It is easily understood that the deep features may be deeper features of the extracted voice data to be separated than the audio features. The voice separation system can take the pre-training voice models such as the WavLM as a deep feature extractor, extract deep features from voice data to be separated, and then adaptively adjust the deep features extracted by the pre-training models through a domain conversion network so as to meet the application of the current voice separation scene. The voice separation system can also extract the time sequence characteristics of the voice data to be separated through a cyclic convolution neural network so as to obtain the information of different producers on the sounding time sequence and further assist the accurate separation of the voice data to be separated.

And S120, determining fusion characteristics according to the audio characteristics and the auxiliary characteristics.

The audio features and the assistant features can have the same dimensionality, and the voice separation system can directly combine and splice the audio features and the assistant features to obtain the fusion features. If the dimensionality of the audio features and the dimensionality of the auxiliary features are different, the voice separation system can adjust the audio features and the auxiliary features into consistent dimensionality in the modes of feature screening, feature copying and the like so as to facilitate combination and splicing.

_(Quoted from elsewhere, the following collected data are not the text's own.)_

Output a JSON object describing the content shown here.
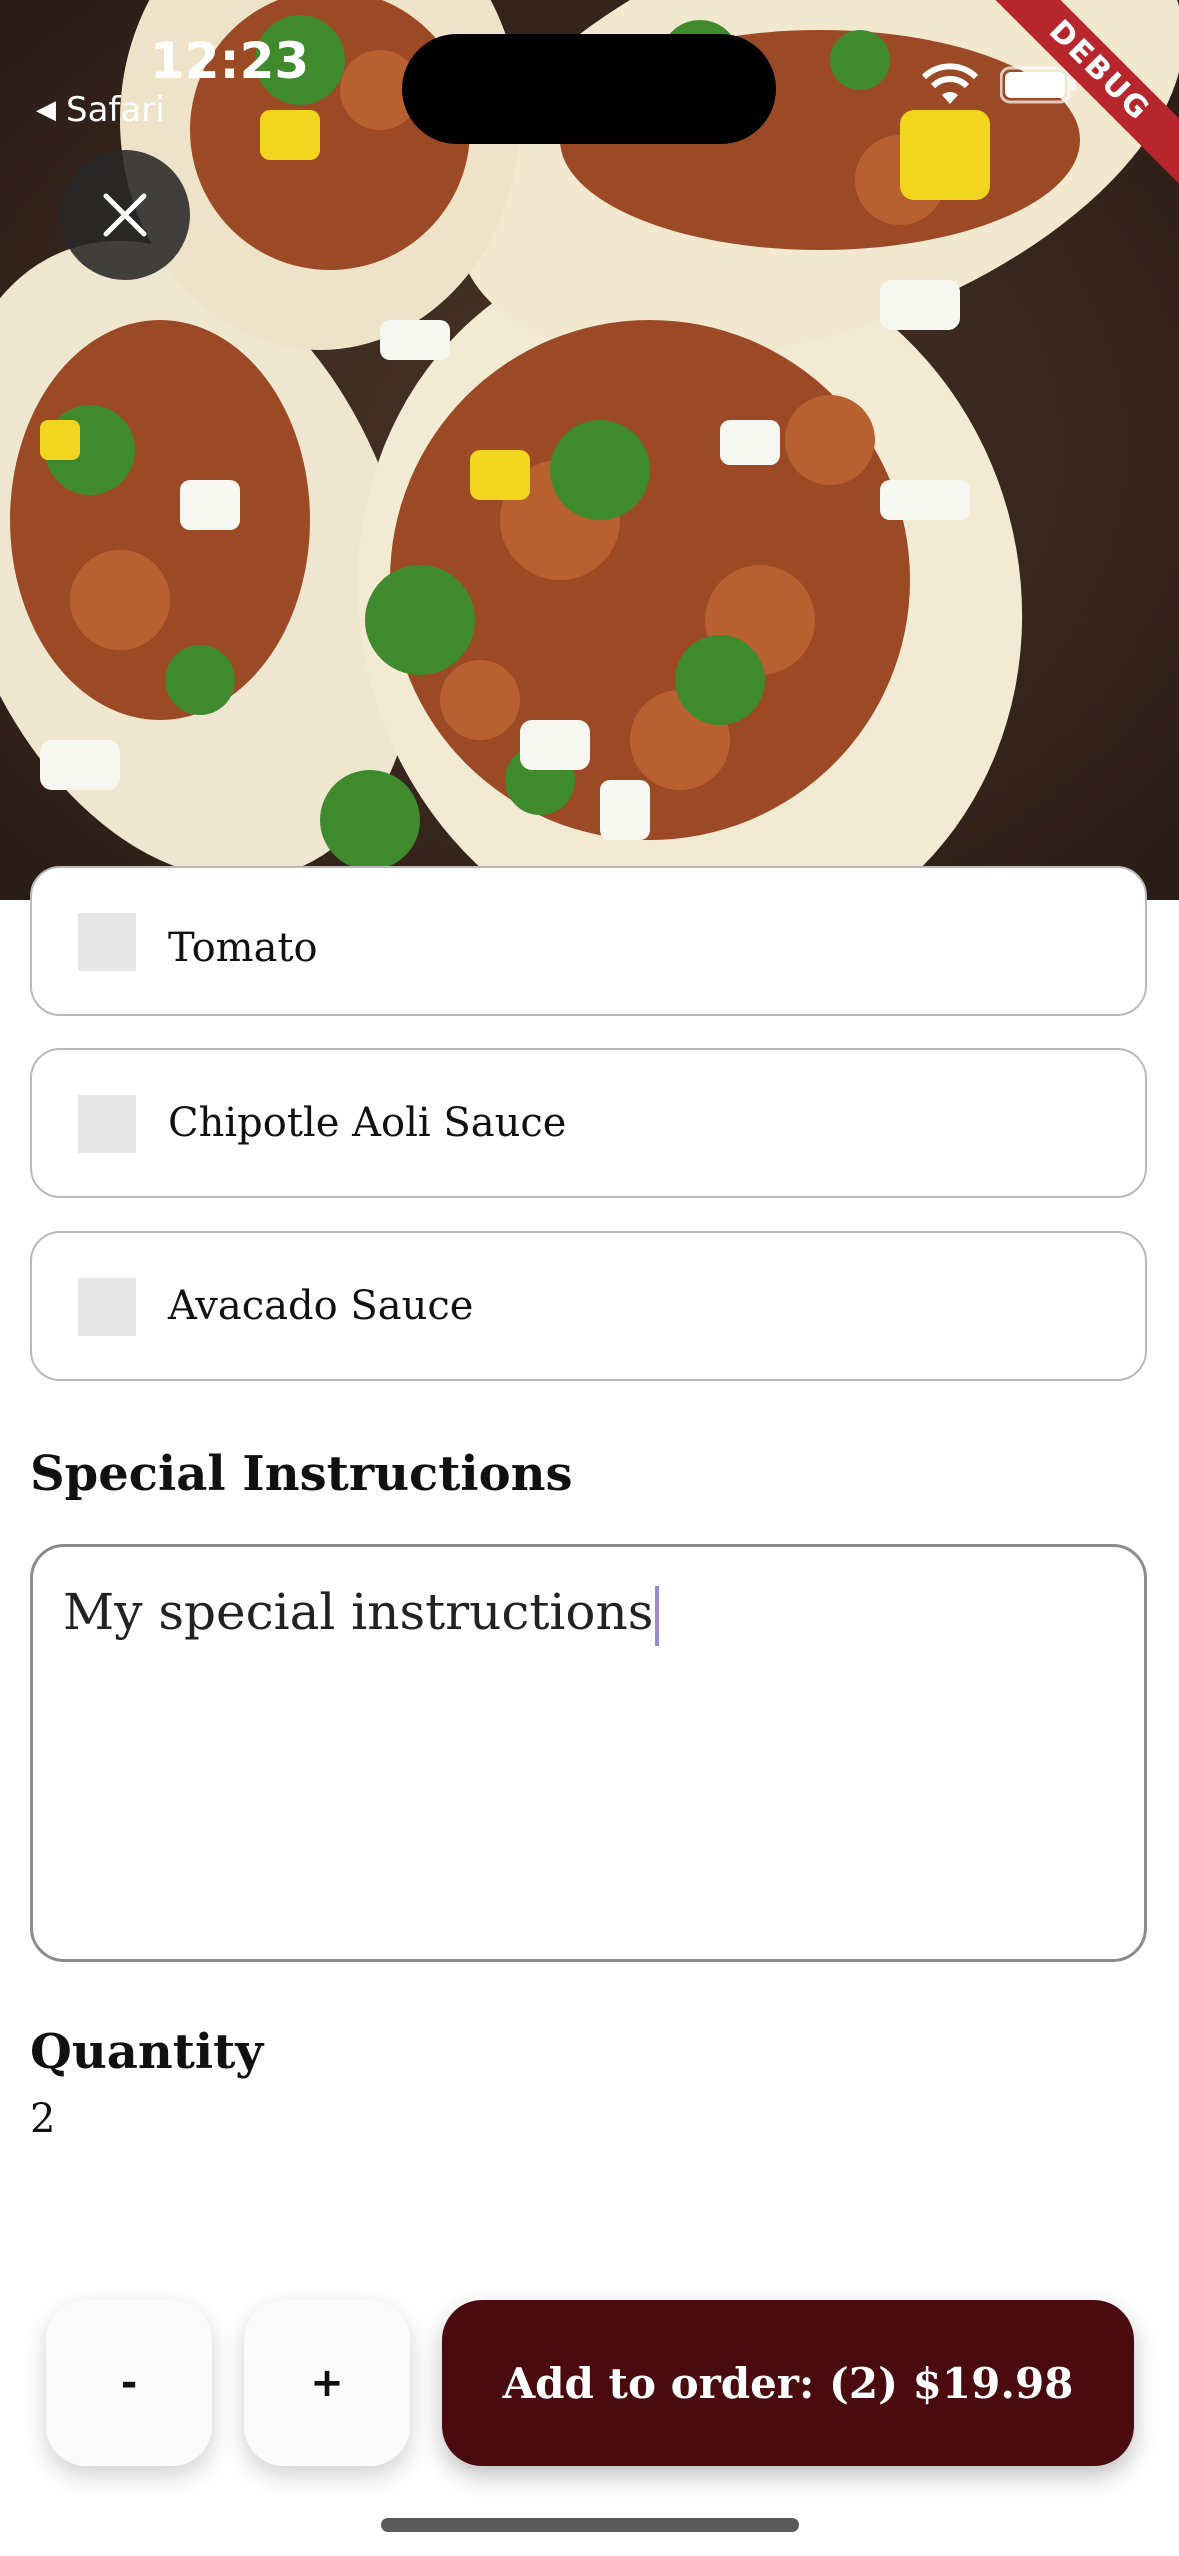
{
  "status_bar": {
    "time": "12:23",
    "back_app": "Safari",
    "debug_banner": "DEBUG"
  },
  "options": [
    {
      "label": "Tomato",
      "checked": false
    },
    {
      "label": "Chipotle Aoli Sauce",
      "checked": false
    },
    {
      "label": "Avacado Sauce",
      "checked": false
    }
  ],
  "special_instructions": {
    "title": "Special Instructions",
    "value": "My special instructions"
  },
  "quantity": {
    "title": "Quantity",
    "value": "2",
    "decrement_label": "-",
    "increment_label": "+"
  },
  "add_to_order": {
    "label": "Add to order: (2) $19.98"
  },
  "colors": {
    "add_button_bg": "#4a0b0f",
    "debug_banner": "#b8262d"
  },
  "icons": {
    "close": "close-icon",
    "wifi": "wifi-icon",
    "battery": "battery-icon",
    "back": "back-triangle-icon"
  }
}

And S130, determining a separation result of the voice data to be separated according to the fusion characteristic and the audio characteristic.

After the fusion feature is obtained, the voice separation system may input the fusion feature to the separation network, and determine a separation result of the voice data to be separated according to an output result of the separation network and the audio feature. Wherein the separation network may be constructed based on a Global Attention Local Recursion (GALR) network.

According to the technical scheme, the voiceprint feature, the emotion feature, the deep feature and other auxiliary features are fused on the basis of the audio features, so that the problem of low voice separation accuracy is solved, and the stability and the anti-interference performance of the separation effect can be guaranteed while the voice separation accuracy is improved.

Example two

Fig. 2 is a flowchart of a speech separation method according to a second embodiment of the present invention, which is detailed based on the second embodiment. As shown in fig. 2, the method includes:

s210, voice data to be separated are obtained, and the audio features of the voice data to be separated and the auxiliary features of the voice data to be separated are determined.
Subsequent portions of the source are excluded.